In upholding a determination by the Trial Judge that the amendment caused an unconstitutional deprivation of property without due process, the Supreme Court held that under the amendment, to the extent a landlord was entitled to rents in excess of the 15% increase and the township’s 10% rental subsidy, “the landlord would be called *195upon to subsidize the Senior Tenants to that extent. Under the terms of the ordinance, the landlord may not recoup any additional funds to which he is rightfully entitled. Imposition of that burden would deprive an owner of property without due compensation.

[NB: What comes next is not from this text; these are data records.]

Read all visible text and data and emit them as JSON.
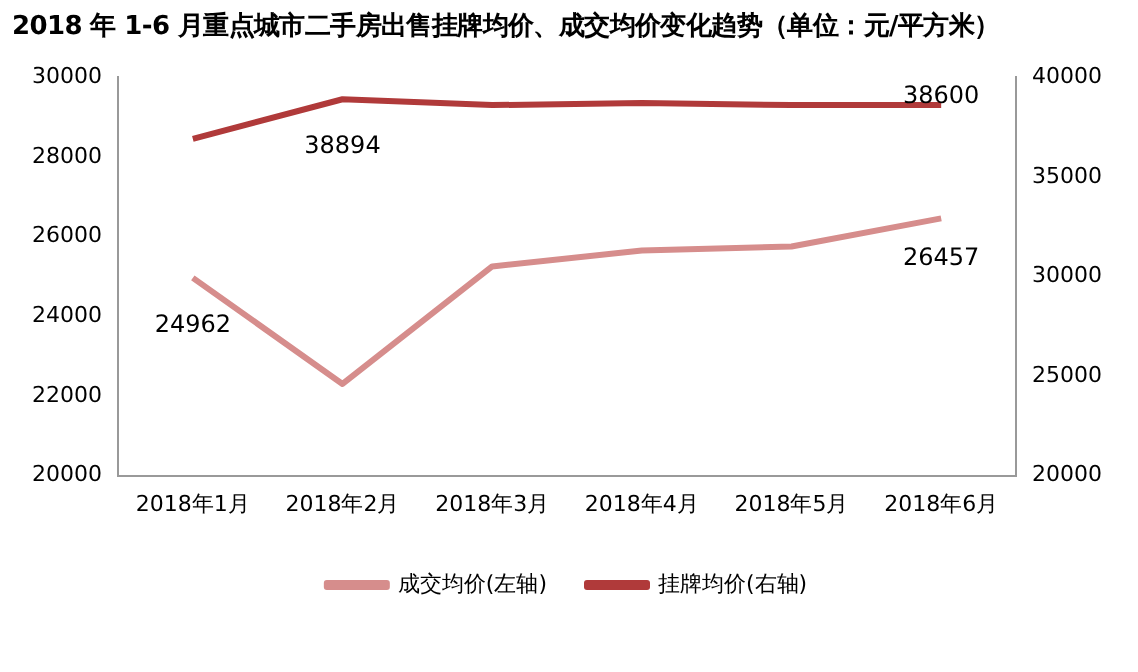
{
  "chart_data": {
    "type": "line",
    "title": "2018 年 1-6 月重点城市二手房出售挂牌均价、成交均价变化趋势（单位：元/平方米）",
    "categories": [
      "2018年1月",
      "2018年2月",
      "2018年3月",
      "2018年4月",
      "2018年5月",
      "2018年6月"
    ],
    "series": [
      {
        "name": "成交均价(左轴)",
        "color": "#d68d8c",
        "values": [
          24962,
          22300,
          25250,
          25650,
          25750,
          26457
        ],
        "value_labels": [
          "24962",
          null,
          null,
          null,
          null,
          "26457"
        ]
      },
      {
        "name": "挂牌均价(右轴)",
        "color": "#b03a3a",
        "axis": "y2",
        "values": [
          36900,
          38894,
          38600,
          38700,
          38600,
          38600
        ],
        "value_labels": [
          null,
          "38894",
          null,
          null,
          null,
          "38600"
        ]
      }
    ],
    "ylim": [
      20000,
      30000
    ],
    "yticks": [
      20000,
      22000,
      24000,
      26000,
      28000,
      30000
    ],
    "y2lim": [
      20000,
      40000
    ],
    "y2ticks": [
      20000,
      25000,
      30000,
      35000,
      40000
    ],
    "grid": false,
    "legend": "bottom",
    "marker": "none",
    "line_style": "solid"
  }
}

Such rent control is confiscatory and unconstitutional.” (Property Owners Assn. of North Bergen v Township of North Bergen, supra, p 336.)

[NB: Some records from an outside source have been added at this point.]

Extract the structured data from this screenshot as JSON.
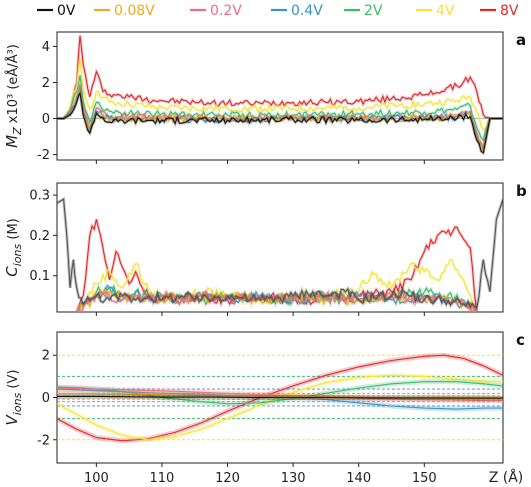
{
  "legend": [
    {
      "label": "0V",
      "color": "#111111"
    },
    {
      "label": "0.08V",
      "color": "#f2a81d"
    },
    {
      "label": "0.2V",
      "color": "#ef6b86"
    },
    {
      "label": "0.4V",
      "color": "#3a93c3"
    },
    {
      "label": "2V",
      "color": "#3bbd6a"
    },
    {
      "label": "4V",
      "color": "#f4e43a"
    },
    {
      "label": "8V",
      "color": "#e0282c"
    }
  ],
  "x_axis": {
    "ticks": [
      "100",
      "110",
      "120",
      "130",
      "140",
      "150"
    ],
    "tick_values": [
      100,
      110,
      120,
      130,
      140,
      150
    ],
    "range": [
      94,
      162
    ],
    "label": "Z (Å)"
  },
  "chart_data": [
    {
      "type": "line",
      "panel": "a",
      "ylabel_main": "M",
      "ylabel_sub": "Z",
      "ylabel_rest": " x10³ (eÅ/Å³)",
      "ylim": [
        -2.3,
        4.8
      ],
      "yticks": [
        -2,
        0,
        2,
        4
      ],
      "ytick_labels": [
        "-2",
        "0",
        "2",
        "4"
      ],
      "series": [
        {
          "name": "8V",
          "x": [
            94,
            95,
            96,
            97,
            97.5,
            98,
            99,
            100,
            101,
            103,
            105,
            110,
            115,
            120,
            125,
            130,
            135,
            140,
            145,
            150,
            155,
            157,
            158,
            159,
            160,
            162
          ],
          "y": [
            0,
            0,
            0.5,
            2,
            4.6,
            3,
            1.2,
            2.6,
            1.5,
            1.3,
            1.2,
            1.0,
            0.9,
            0.85,
            0.85,
            0.9,
            0.9,
            0.95,
            1.1,
            1.3,
            1.8,
            2.3,
            1.5,
            0.2,
            0,
            0
          ]
        },
        {
          "name": "4V",
          "x": [
            94,
            95,
            96,
            97,
            97.5,
            98,
            99,
            100,
            102,
            105,
            110,
            120,
            130,
            140,
            150,
            155,
            157,
            158,
            159,
            160,
            162
          ],
          "y": [
            0,
            0,
            0.6,
            1.8,
            3.3,
            1.6,
            0.5,
            1.5,
            0.9,
            0.8,
            0.6,
            0.55,
            0.55,
            0.6,
            0.8,
            1.0,
            1.2,
            0.4,
            -0.6,
            0,
            0
          ]
        },
        {
          "name": "2V",
          "x": [
            94,
            95,
            96,
            97,
            97.5,
            98,
            99,
            100,
            102,
            105,
            110,
            120,
            130,
            140,
            150,
            155,
            157,
            158,
            159,
            160,
            162
          ],
          "y": [
            0,
            0,
            0.4,
            1.5,
            2.4,
            1.0,
            -0.2,
            0.9,
            0.4,
            0.3,
            0.25,
            0.2,
            0.2,
            0.25,
            0.35,
            0.5,
            0.7,
            -0.5,
            -1.2,
            0,
            0
          ]
        },
        {
          "name": "0.2V",
          "x": [
            94,
            95,
            96,
            97,
            97.5,
            98,
            99,
            100,
            102,
            105,
            110,
            120,
            130,
            140,
            150,
            155,
            157,
            158,
            159,
            160,
            162
          ],
          "y": [
            0,
            0,
            0.3,
            1.2,
            1.9,
            0.6,
            -0.6,
            0.6,
            0.1,
            0.1,
            0.05,
            0,
            0.05,
            0.05,
            0.1,
            0.2,
            0.4,
            -0.8,
            -1.6,
            0,
            0
          ]
        },
        {
          "name": "0.4V",
          "x": [
            94,
            95,
            96,
            97,
            97.5,
            98,
            99,
            100,
            102,
            105,
            110,
            120,
            130,
            140,
            150,
            155,
            157,
            158,
            159,
            160,
            162
          ],
          "y": [
            0,
            0,
            0.3,
            1.1,
            1.7,
            0.4,
            -0.8,
            0.4,
            0,
            0,
            -0.05,
            -0.05,
            0,
            0,
            0.05,
            0.1,
            0.3,
            -1.0,
            -1.7,
            0,
            0
          ]
        },
        {
          "name": "0.08V",
          "x": [
            94,
            95,
            96,
            97,
            97.5,
            98,
            99,
            100,
            102,
            105,
            110,
            120,
            130,
            140,
            150,
            155,
            157,
            158,
            159,
            160,
            162
          ],
          "y": [
            0,
            0,
            0.2,
            1.0,
            1.6,
            0.3,
            -0.7,
            0.3,
            -0.1,
            0,
            0,
            0,
            0,
            0,
            0,
            0.1,
            0.2,
            -1.1,
            -1.8,
            0,
            0
          ]
        },
        {
          "name": "0V",
          "x": [
            94,
            95,
            96,
            97,
            97.5,
            98,
            99,
            100,
            102,
            105,
            110,
            120,
            130,
            140,
            150,
            155,
            157,
            158,
            159,
            160,
            162
          ],
          "y": [
            0,
            0,
            0.2,
            0.9,
            1.4,
            0.2,
            -0.8,
            0.3,
            -0.2,
            -0.1,
            -0.1,
            -0.1,
            -0.05,
            -0.1,
            -0.05,
            0,
            0.1,
            -1.2,
            -1.9,
            0,
            0
          ]
        }
      ],
      "reference_line": 0
    },
    {
      "type": "line",
      "panel": "b",
      "ylabel_main": "C",
      "ylabel_sub": "ions",
      "ylabel_rest": " (M)",
      "ylim": [
        0.01,
        0.33
      ],
      "yticks": [
        0.1,
        0.2,
        0.3
      ],
      "ytick_labels": [
        "0.1",
        "0.2",
        "0.3"
      ],
      "series": [
        {
          "name": "8V",
          "x": [
            97,
            98,
            99,
            100,
            101,
            102,
            103,
            104,
            105,
            106,
            107,
            108,
            110,
            113,
            116,
            120,
            125,
            130,
            135,
            140,
            145,
            148,
            150,
            152,
            153,
            154,
            155,
            156,
            157,
            158
          ],
          "y": [
            0.01,
            0.05,
            0.2,
            0.24,
            0.17,
            0.09,
            0.16,
            0.12,
            0.08,
            0.11,
            0.07,
            0.05,
            0.05,
            0.04,
            0.05,
            0.04,
            0.05,
            0.04,
            0.04,
            0.05,
            0.06,
            0.09,
            0.16,
            0.2,
            0.21,
            0.2,
            0.22,
            0.19,
            0.17,
            0.01
          ]
        },
        {
          "name": "4V",
          "x": [
            97,
            98,
            100,
            102,
            104,
            106,
            108,
            110,
            113,
            116,
            120,
            125,
            130,
            135,
            140,
            142,
            145,
            148,
            150,
            152,
            154,
            156,
            158
          ],
          "y": [
            0.01,
            0.03,
            0.08,
            0.11,
            0.07,
            0.13,
            0.06,
            0.05,
            0.04,
            0.06,
            0.05,
            0.04,
            0.05,
            0.05,
            0.06,
            0.11,
            0.07,
            0.13,
            0.11,
            0.09,
            0.14,
            0.09,
            0.01
          ]
        },
        {
          "name": "2V",
          "x": [
            97,
            98,
            100,
            102,
            104,
            106,
            108,
            110,
            113,
            116,
            120,
            125,
            130,
            135,
            140,
            145,
            150,
            153,
            156,
            158
          ],
          "y": [
            0.01,
            0.03,
            0.06,
            0.07,
            0.05,
            0.06,
            0.05,
            0.04,
            0.05,
            0.04,
            0.05,
            0.04,
            0.04,
            0.05,
            0.04,
            0.05,
            0.06,
            0.05,
            0.04,
            0.01
          ]
        },
        {
          "name": "0.4V",
          "x": [
            97,
            98,
            100,
            102,
            104,
            106,
            108,
            110,
            113,
            116,
            120,
            125,
            130,
            135,
            140,
            145,
            150,
            153,
            156,
            158
          ],
          "y": [
            0.01,
            0.03,
            0.05,
            0.07,
            0.04,
            0.06,
            0.04,
            0.05,
            0.04,
            0.05,
            0.04,
            0.05,
            0.04,
            0.04,
            0.05,
            0.04,
            0.05,
            0.04,
            0.03,
            0.01
          ]
        },
        {
          "name": "0.08V",
          "x": [
            97,
            98,
            100,
            102,
            104,
            106,
            108,
            110,
            113,
            116,
            120,
            125,
            130,
            135,
            140,
            145,
            150,
            153,
            156,
            158
          ],
          "y": [
            0.01,
            0.02,
            0.05,
            0.06,
            0.05,
            0.04,
            0.05,
            0.04,
            0.05,
            0.04,
            0.05,
            0.04,
            0.05,
            0.04,
            0.04,
            0.05,
            0.04,
            0.04,
            0.03,
            0.01
          ]
        },
        {
          "name": "0.2V",
          "x": [
            97,
            98,
            100,
            102,
            104,
            106,
            108,
            110,
            113,
            116,
            120,
            125,
            130,
            135,
            140,
            145,
            150,
            153,
            156,
            158
          ],
          "y": [
            0.01,
            0.02,
            0.05,
            0.05,
            0.04,
            0.05,
            0.04,
            0.05,
            0.04,
            0.05,
            0.04,
            0.05,
            0.04,
            0.05,
            0.04,
            0.05,
            0.04,
            0.04,
            0.03,
            0.01
          ]
        },
        {
          "name": "0V",
          "x": [
            94,
            95,
            95.5,
            96,
            96.5,
            97,
            98,
            99,
            100,
            102,
            104,
            106,
            108,
            110,
            113,
            116,
            120,
            125,
            130,
            133,
            135,
            138,
            140,
            143,
            145,
            147,
            148,
            150,
            153,
            156,
            158,
            159,
            160,
            161,
            162
          ],
          "y": [
            0.28,
            0.29,
            0.2,
            0.07,
            0.14,
            0.07,
            0.03,
            0.04,
            0.05,
            0.04,
            0.05,
            0.04,
            0.05,
            0.04,
            0.05,
            0.04,
            0.05,
            0.04,
            0.05,
            0.06,
            0.05,
            0.06,
            0.04,
            0.05,
            0.05,
            0.06,
            0.05,
            0.04,
            0.04,
            0.03,
            0.02,
            0.14,
            0.06,
            0.24,
            0.29
          ]
        }
      ]
    },
    {
      "type": "line",
      "panel": "c",
      "ylabel_main": "V",
      "ylabel_sub": "ions",
      "ylabel_rest": " (V)",
      "ylim": [
        -3.1,
        3.1
      ],
      "yticks": [
        -2,
        0,
        2
      ],
      "ytick_labels": [
        "-2",
        "0",
        "2"
      ],
      "series": [
        {
          "name": "8V",
          "x": [
            94,
            97,
            100,
            104,
            108,
            112,
            116,
            120,
            125,
            130,
            135,
            140,
            145,
            150,
            153,
            156,
            159,
            162
          ],
          "y": [
            -1.0,
            -1.5,
            -1.9,
            -2.05,
            -1.95,
            -1.65,
            -1.2,
            -0.65,
            0.0,
            0.55,
            1.05,
            1.45,
            1.75,
            1.95,
            2.0,
            1.85,
            1.5,
            1.05
          ]
        },
        {
          "name": "4V",
          "x": [
            94,
            97,
            100,
            104,
            108,
            112,
            116,
            120,
            125,
            130,
            135,
            140,
            145,
            150,
            154,
            158,
            162
          ],
          "y": [
            -0.3,
            -0.8,
            -1.3,
            -1.8,
            -2.0,
            -1.85,
            -1.5,
            -1.0,
            -0.35,
            0.25,
            0.7,
            0.95,
            1.05,
            1.0,
            0.9,
            0.8,
            0.75
          ]
        },
        {
          "name": "2V",
          "x": [
            94,
            98,
            102,
            106,
            110,
            116,
            120,
            125,
            130,
            135,
            140,
            145,
            150,
            155,
            159,
            162
          ],
          "y": [
            0.5,
            0.45,
            0.35,
            0.2,
            0.0,
            -0.2,
            -0.3,
            -0.25,
            -0.05,
            0.2,
            0.45,
            0.65,
            0.75,
            0.75,
            0.65,
            0.55
          ]
        },
        {
          "name": "0.4V",
          "x": [
            94,
            98,
            102,
            106,
            110,
            116,
            120,
            125,
            130,
            135,
            140,
            145,
            150,
            155,
            159,
            162
          ],
          "y": [
            0.4,
            0.35,
            0.3,
            0.25,
            0.2,
            0.15,
            0.1,
            0.05,
            0.0,
            -0.1,
            -0.25,
            -0.4,
            -0.5,
            -0.55,
            -0.5,
            -0.5
          ]
        },
        {
          "name": "0.2V",
          "x": [
            94,
            100,
            106,
            112,
            118,
            124,
            130,
            136,
            142,
            148,
            154,
            160,
            162
          ],
          "y": [
            0.45,
            0.4,
            0.35,
            0.3,
            0.22,
            0.15,
            0.08,
            0.02,
            -0.05,
            -0.1,
            -0.12,
            -0.15,
            -0.15
          ]
        },
        {
          "name": "0.08V",
          "x": [
            94,
            100,
            106,
            112,
            118,
            124,
            130,
            136,
            142,
            148,
            154,
            160,
            162
          ],
          "y": [
            0.2,
            0.18,
            0.15,
            0.12,
            0.1,
            0.08,
            0.05,
            0.02,
            0.0,
            -0.02,
            -0.05,
            -0.05,
            -0.05
          ]
        },
        {
          "name": "0V",
          "x": [
            94,
            100,
            106,
            112,
            118,
            124,
            130,
            136,
            142,
            148,
            154,
            160,
            162
          ],
          "y": [
            0.05,
            0.05,
            0.03,
            0.02,
            0.02,
            0.0,
            0.0,
            0.0,
            -0.02,
            -0.02,
            -0.02,
            -0.03,
            -0.03
          ]
        }
      ],
      "dashed_reference_lines": [
        {
          "y": 2.0,
          "color": "#f4e43a"
        },
        {
          "y": 1.0,
          "color": "#3bbd6a"
        },
        {
          "y": 0.4,
          "color": "#3a93c3"
        },
        {
          "y": 0.2,
          "color": "#ef6b86"
        },
        {
          "y": 0.08,
          "color": "#f2a81d"
        },
        {
          "y": -0.08,
          "color": "#f2a81d"
        },
        {
          "y": -0.2,
          "color": "#ef6b86"
        },
        {
          "y": -0.4,
          "color": "#3a93c3"
        },
        {
          "y": -1.0,
          "color": "#3bbd6a"
        },
        {
          "y": -2.0,
          "color": "#f4e43a"
        }
      ]
    }
  ]
}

This court is mindful that the New York Court of Appeals in Parrino v Lindsay (29 NY2d 30) upheld the constitutionality of Local Law No. 31 of 1970, the predecessor to Local Law No. 51, and that under Local Law No. 31 the owners were required to absorb the full cost of rent exemptions to elderly tenants. However, the court believes that the determinative factor in that decision was the limited duration of the ordinance. In holding that Local Law No. 31 was a valid exercise of the police power, the court noted that the ordinance prevented increases only for the period between August 1, 1970 and January 1, 1972, a period of one year and five months. Although the court did not fully articulate the reasons for its decision, it is apparent that the short duration of the ordinance was a significant factor. Judge Breitel’s subsequent observation concerning Parrino in his dissenting opinion in 903 Park Ave. Corp. v City Rent Agency (supra, p 335), is worth noting: “I assume, but with newly-emphasized doubts, that this court was correct in sustaining the city’s initial legislation abating maximum rents otherwise applicable to housing accommodations rented to certain elderly tenants at the expense of their landlords for the period of a temporary emergency” (emphasis added). Chief Judge Fuld who authored the Parrino decision, himself raised a question in a footnote as to the validity of Local Law No. 31 in the event it was extended beyond December 31, 1971, and specifically declined to resolve that issue. (Parrino v Lindsay, supra, p 34, n 2.) In the instant case, the legislation under consideration is of unlimited duration. .

For all of the foregoing reasons, the court finds Local Law No. 51 of 1972, as amended by Local Law No. 19 of 1977, and chapter 598 of the Laws of 1980 unconstitutional to the extent that they do not fully reimburse landlords for the rent exemptions required therein. The court does so *196with extreme reluctance because of the effect of its decision upon the elderly. However, the constitutional flaw in the legislation can be effectively cured by the appropriate legislative bodies if they act promptly, and the judgment to be entered herein is stayed for a period of 90 days to permit the enactment of appropriate corrective legislation. The motion to dismiss the complaint is denied and although issue has not been joined as to certain of the defendants, plaintiffs’ motion for summary judgment is granted pursuant to CPLR 3211 (subd [c]). (Shapiro v Prudential Ins. Co. of Amer., 81 AD2d 661; Monteferrante v New York City Fire Dept., 63 AD2d 576, affd 47 NY2d 737.)